Don’t work for the powers that be. Don’t be silent. We face the call of history equally. Don’t wash your hands of responsibility or hope that you, by some happenstance, will be one of the lucky survivors. [Chinese]
On Saturday, officials in Urumqi declared that the coronavirus was no longer circulating among the general population, but that hundreds of buildings in the city were still designated as high-risk locations for virus transmission. On Sunday, local government officials promised to ease lockdown measures in low-risk areas “in stages,” but they did not specify a time frame. That same day, a front-page commentary in the People’s Daily vowed to “unwaveringly” stick with the existing pandemic controls and called on party cadres at all levels to “resolutely overcome misunderstandings” and “war weariness.” At The Wall Street Journal, Lingling Wei, Brian Spegele, and Wenxin Fan reported on the disconnect between the government’s pandemic policy pronouncements and implementation on the ground:
The protests highlight the rising toll on Chinese society from a Covid strategy built around mass testing and confinement to quash even minor outbreaks—an approach that has become increasingly unsustainable.

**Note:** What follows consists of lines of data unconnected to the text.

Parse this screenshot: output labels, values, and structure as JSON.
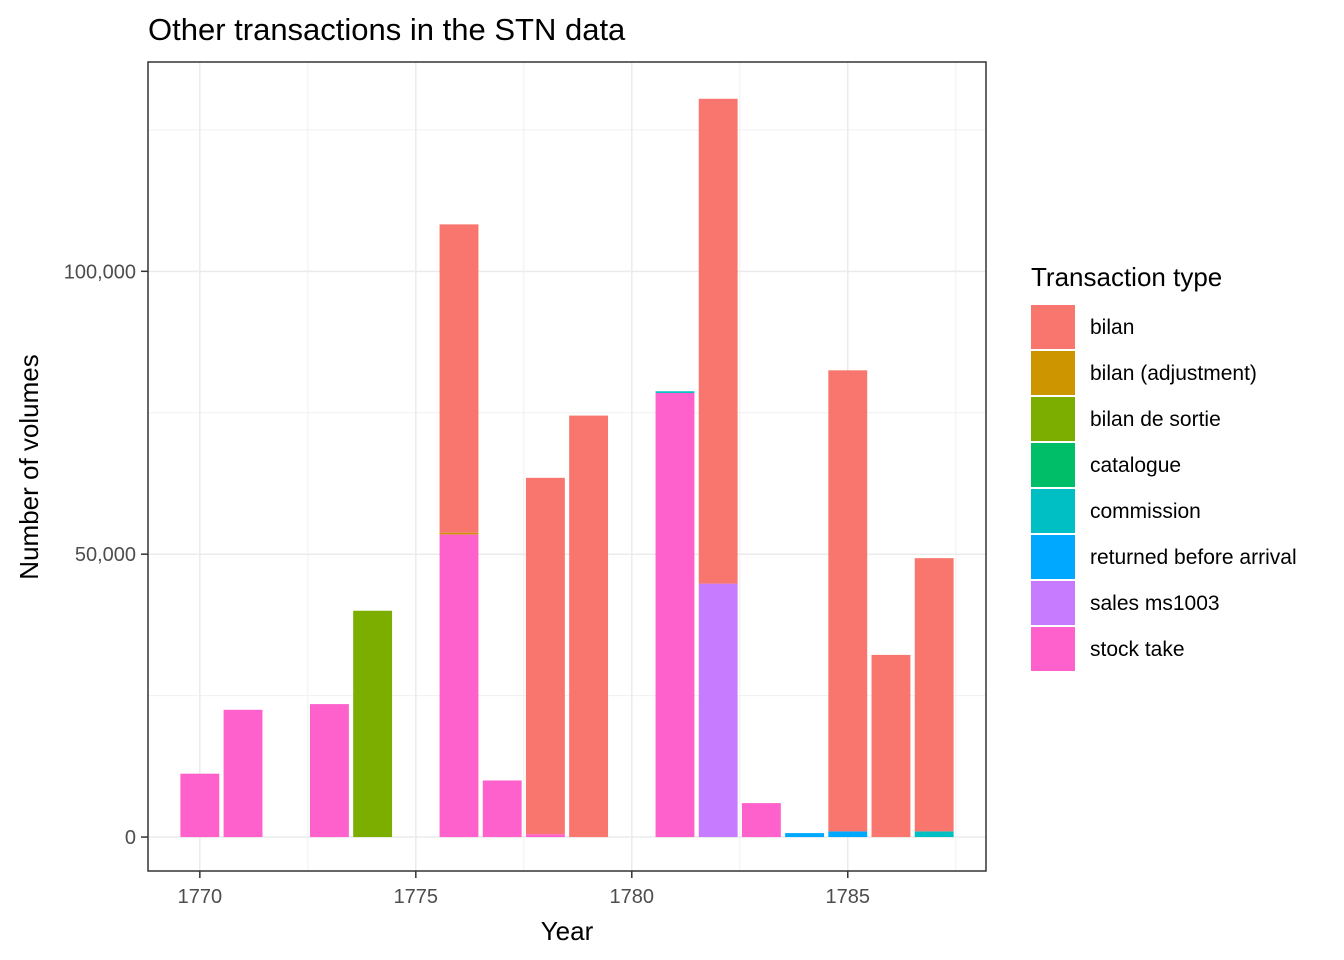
{
  "chart_data": {
    "type": "bar",
    "stacked": true,
    "title": "Other transactions in the STN data",
    "xlabel": "Year",
    "ylabel": "Number of volumes",
    "xlim": [
      1768.8,
      1788.2
    ],
    "ylim": [
      -6000,
      137000
    ],
    "x_ticks": [
      1770,
      1775,
      1780,
      1785
    ],
    "x_tick_labels": [
      "1770",
      "1775",
      "1780",
      "1785"
    ],
    "y_ticks": [
      0,
      50000,
      100000
    ],
    "y_tick_labels": [
      "0",
      "50,000",
      "100,000"
    ],
    "y_minor_ticks": [
      25000,
      75000,
      125000
    ],
    "grid": true,
    "legend_position": "right",
    "legend": {
      "title": "Transaction type",
      "entries": [
        {
          "name": "bilan",
          "color": "#F8766D"
        },
        {
          "name": "bilan (adjustment)",
          "color": "#CD9600"
        },
        {
          "name": "bilan de sortie",
          "color": "#7CAE00"
        },
        {
          "name": "catalogue",
          "color": "#00BE67"
        },
        {
          "name": "commission",
          "color": "#00BFC4"
        },
        {
          "name": "returned before arrival",
          "color": "#00A9FF"
        },
        {
          "name": "sales ms1003",
          "color": "#C77CFF"
        },
        {
          "name": "stock take",
          "color": "#FF61CC"
        }
      ]
    },
    "bars": [
      {
        "x": 1770,
        "segments": [
          {
            "type": "stock take",
            "value": 11200
          }
        ]
      },
      {
        "x": 1771,
        "segments": [
          {
            "type": "stock take",
            "value": 22500
          }
        ]
      },
      {
        "x": 1773,
        "segments": [
          {
            "type": "stock take",
            "value": 23500
          }
        ]
      },
      {
        "x": 1774,
        "segments": [
          {
            "type": "bilan de sortie",
            "value": 40000
          }
        ]
      },
      {
        "x": 1776,
        "segments": [
          {
            "type": "stock take",
            "value": 53500
          },
          {
            "type": "bilan (adjustment)",
            "value": 300
          },
          {
            "type": "bilan",
            "value": 54500
          }
        ]
      },
      {
        "x": 1777,
        "segments": [
          {
            "type": "stock take",
            "value": 10000
          }
        ]
      },
      {
        "x": 1778,
        "segments": [
          {
            "type": "stock take",
            "value": 500
          },
          {
            "type": "bilan",
            "value": 63000
          }
        ]
      },
      {
        "x": 1779,
        "segments": [
          {
            "type": "bilan",
            "value": 74500
          }
        ]
      },
      {
        "x": 1781,
        "segments": [
          {
            "type": "stock take",
            "value": 78500
          },
          {
            "type": "commission",
            "value": 300
          }
        ]
      },
      {
        "x": 1782,
        "segments": [
          {
            "type": "sales ms1003",
            "value": 44800
          },
          {
            "type": "bilan",
            "value": 85700
          }
        ]
      },
      {
        "x": 1783,
        "segments": [
          {
            "type": "stock take",
            "value": 6000
          }
        ]
      },
      {
        "x": 1784,
        "segments": [
          {
            "type": "returned before arrival",
            "value": 700
          }
        ]
      },
      {
        "x": 1785,
        "segments": [
          {
            "type": "returned before arrival",
            "value": 1000
          },
          {
            "type": "bilan",
            "value": 81500
          }
        ]
      },
      {
        "x": 1786,
        "segments": [
          {
            "type": "bilan",
            "value": 32200
          }
        ]
      },
      {
        "x": 1787,
        "segments": [
          {
            "type": "commission",
            "value": 1000
          },
          {
            "type": "bilan",
            "value": 48300
          }
        ]
      }
    ]
  }
}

[…] Wary of the high stakes, China’s top leadership earlier this month unveiled plans to “optimize and adjust” the policy to rescue the economy. However, local officials across the country doubled down on restrictions when cases started to rise recently.

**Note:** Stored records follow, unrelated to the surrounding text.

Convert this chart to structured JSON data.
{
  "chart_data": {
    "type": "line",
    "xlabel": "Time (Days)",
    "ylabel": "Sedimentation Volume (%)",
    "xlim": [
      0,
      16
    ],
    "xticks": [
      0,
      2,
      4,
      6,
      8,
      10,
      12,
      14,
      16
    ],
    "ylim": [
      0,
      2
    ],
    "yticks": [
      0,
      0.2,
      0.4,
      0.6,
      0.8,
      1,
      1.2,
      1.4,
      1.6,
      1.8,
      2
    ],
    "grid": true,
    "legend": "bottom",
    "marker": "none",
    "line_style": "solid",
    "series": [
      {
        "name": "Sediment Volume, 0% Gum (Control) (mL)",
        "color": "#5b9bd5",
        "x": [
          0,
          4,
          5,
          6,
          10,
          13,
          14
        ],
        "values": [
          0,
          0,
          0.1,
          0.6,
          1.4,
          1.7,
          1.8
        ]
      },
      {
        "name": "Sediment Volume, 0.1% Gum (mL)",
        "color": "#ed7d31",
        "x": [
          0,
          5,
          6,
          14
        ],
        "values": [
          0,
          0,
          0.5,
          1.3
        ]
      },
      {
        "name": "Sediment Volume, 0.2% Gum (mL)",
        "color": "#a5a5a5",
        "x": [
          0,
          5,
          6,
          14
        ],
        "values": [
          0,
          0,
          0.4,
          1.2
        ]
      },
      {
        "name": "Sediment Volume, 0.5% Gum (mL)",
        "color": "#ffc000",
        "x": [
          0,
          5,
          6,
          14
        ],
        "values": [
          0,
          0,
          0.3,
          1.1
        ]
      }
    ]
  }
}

“A lot of people are reaching the breaking point,” said Yanzhong Huang, a public-health expert at the Council on Foreign Relations, who has been closely monitoring the Covid situation in China.

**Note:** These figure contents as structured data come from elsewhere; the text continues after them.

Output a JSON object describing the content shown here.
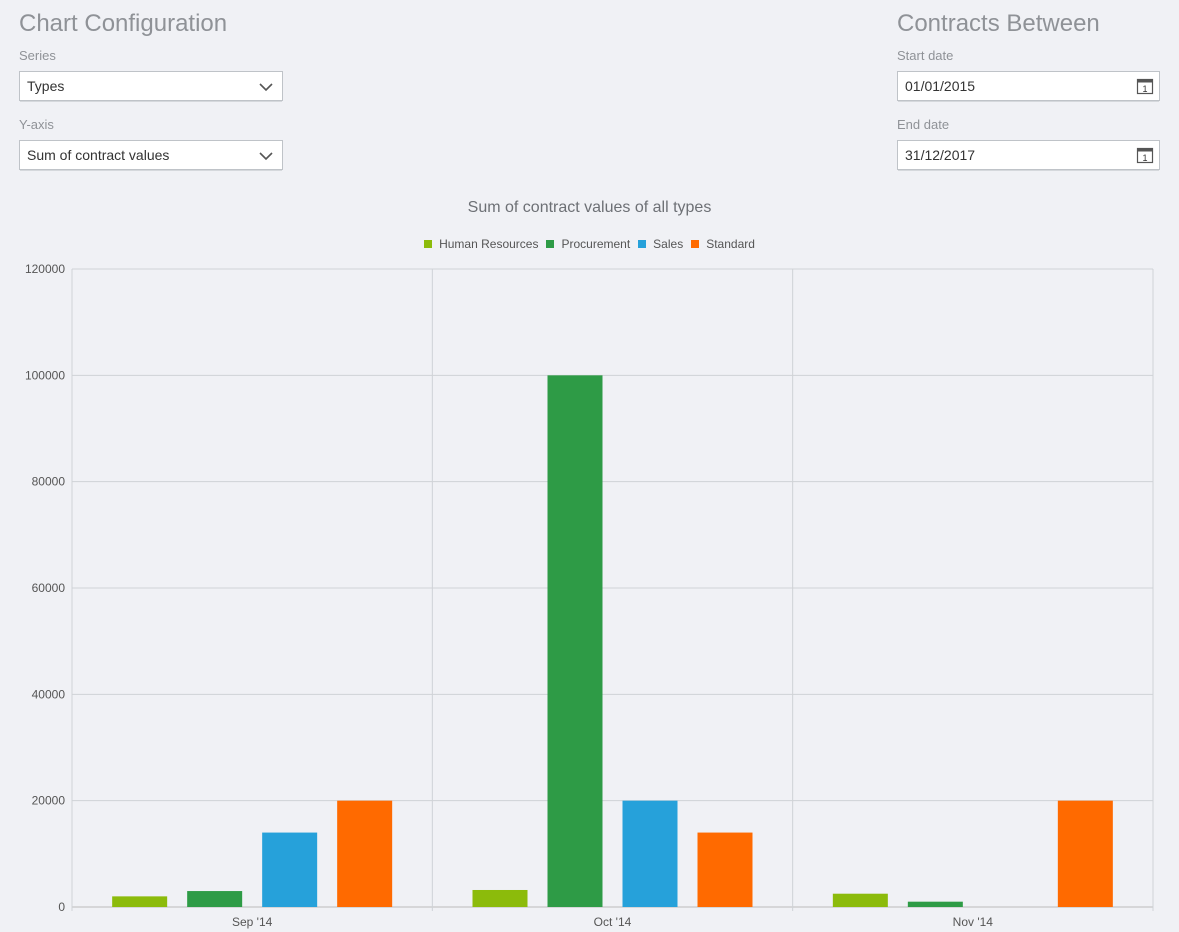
{
  "config": {
    "title": "Chart Configuration",
    "series_label": "Series",
    "series_value": "Types",
    "yaxis_label": "Y-axis",
    "yaxis_value": "Sum of contract values"
  },
  "contracts": {
    "title": "Contracts Between",
    "start_label": "Start date",
    "start_value": "01/01/2015",
    "end_label": "End date",
    "end_value": "31/12/2017"
  },
  "icons": {
    "dropdown": "chevron-down-icon",
    "date": "calendar-icon"
  },
  "chart_data": {
    "type": "bar",
    "title": "Sum of contract values of all types",
    "categories": [
      "Sep '14",
      "Oct '14",
      "Nov '14"
    ],
    "series": [
      {
        "name": "Human Resources",
        "color": "#8cbb0b",
        "values": [
          2000,
          3200,
          2500
        ]
      },
      {
        "name": "Procurement",
        "color": "#2e9b46",
        "values": [
          3000,
          100000,
          1000
        ]
      },
      {
        "name": "Sales",
        "color": "#26a1da",
        "values": [
          14000,
          20000,
          0
        ]
      },
      {
        "name": "Standard",
        "color": "#ff6a00",
        "values": [
          20000,
          14000,
          20000
        ]
      }
    ],
    "yticks": [
      "0",
      "20000",
      "40000",
      "60000",
      "80000",
      "100000",
      "120000"
    ],
    "ylim": [
      0,
      120000
    ],
    "grid": true,
    "legend_position": "top-center",
    "xlabel": "",
    "ylabel": ""
  }
}
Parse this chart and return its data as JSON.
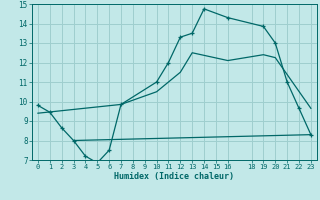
{
  "xlabel": "Humidex (Indice chaleur)",
  "bg_color": "#c2e8e8",
  "grid_color": "#9ecece",
  "line_color": "#006868",
  "xlim": [
    -0.5,
    23.5
  ],
  "ylim": [
    7,
    15
  ],
  "xticks": [
    0,
    1,
    2,
    3,
    4,
    5,
    6,
    7,
    8,
    9,
    10,
    11,
    12,
    13,
    14,
    15,
    16,
    18,
    19,
    20,
    21,
    22,
    23
  ],
  "yticks": [
    7,
    8,
    9,
    10,
    11,
    12,
    13,
    14,
    15
  ],
  "line1_x": [
    0,
    1,
    2,
    3,
    4,
    5,
    6,
    7,
    10,
    11,
    12,
    13,
    14,
    16,
    19,
    20,
    21,
    22,
    23
  ],
  "line1_y": [
    9.8,
    9.45,
    8.65,
    8.0,
    7.2,
    6.85,
    7.5,
    9.85,
    11.0,
    12.0,
    13.3,
    13.5,
    14.75,
    14.3,
    13.85,
    13.0,
    11.0,
    9.65,
    8.3
  ],
  "line2_x": [
    3,
    23
  ],
  "line2_y": [
    8.0,
    8.3
  ],
  "line3_x": [
    0,
    7,
    10,
    12,
    13,
    16,
    19,
    20,
    23
  ],
  "line3_y": [
    9.4,
    9.85,
    10.5,
    11.5,
    12.5,
    12.1,
    12.4,
    12.25,
    9.65
  ]
}
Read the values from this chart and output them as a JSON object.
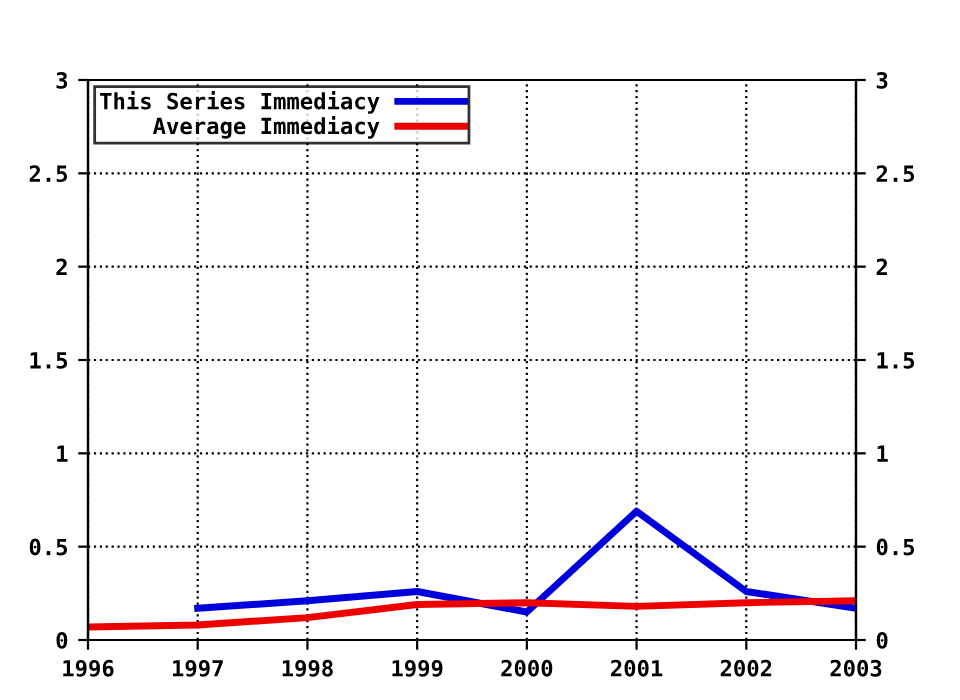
{
  "chart_data": {
    "type": "line",
    "x": [
      1996,
      1997,
      1998,
      1999,
      2000,
      2001,
      2002,
      2003
    ],
    "series": [
      {
        "name": "This Series Immediacy",
        "color": "#0000dd",
        "values": [
          null,
          0.17,
          0.21,
          0.26,
          0.15,
          0.69,
          0.26,
          0.17
        ]
      },
      {
        "name": "Average Immediacy",
        "color": "#ee0000",
        "values": [
          0.07,
          0.08,
          0.12,
          0.19,
          0.2,
          0.18,
          0.2,
          0.21
        ]
      }
    ],
    "xlim": [
      1996,
      2003
    ],
    "xticks": [
      1996,
      1997,
      1998,
      1999,
      2000,
      2001,
      2002,
      2003
    ],
    "ylim": [
      0,
      3
    ],
    "yticks": [
      0,
      0.5,
      1,
      1.5,
      2,
      2.5,
      3
    ],
    "y2lim": [
      0,
      3
    ],
    "y2ticks": [
      0,
      0.5,
      1,
      1.5,
      2,
      2.5,
      3
    ],
    "grid": true,
    "legend": "top left",
    "marker": "none",
    "line_style": "solid"
  }
}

China saw nearly 40,000 new Covid-19 cases Saturday, including 4,307 in Beijing, according to the latest official tally. [Source]
Public anger about the government’s pandemic policies has been building. A series of recent non-COVID-related deaths linked to these policies in Xinjiang, Inner Mongolia, Gansu, and Henan has fueled fears that more innocent people may die. In September, a bus carrying close contacts of COVID patients crashed in Guizhou and killed 27 people on board. In early November, a three-year-old boy in Lanzhou died of carbon monoxide poisoning after pandemic restrictions prevented him from being taken promptly to the hospital. Weeks later, a four-month-old girl died in quarantine in Zhengzhou after emergency services delayed treatment and sent her to a hospital over 100 kilometers away.
Shortages of food and essential goods have also been exacerbated by lockdowns. Residents in Xinjiang have had trouble securing food and medical supplies during their over-100-day lockdown, and authorities opened “criminal” investigations into netizens who tried to bring attention to people’s suffering under lockdown. Earlier this month, workers fearing hunger during lockdown fled an outbreak at a Foxconn factory in Zhengzhou. A week later, hundreds of migrant workers in Guangzhou protested long COVID lockdowns and food shortages.
Alexander Boyd contributed content and translations to this post.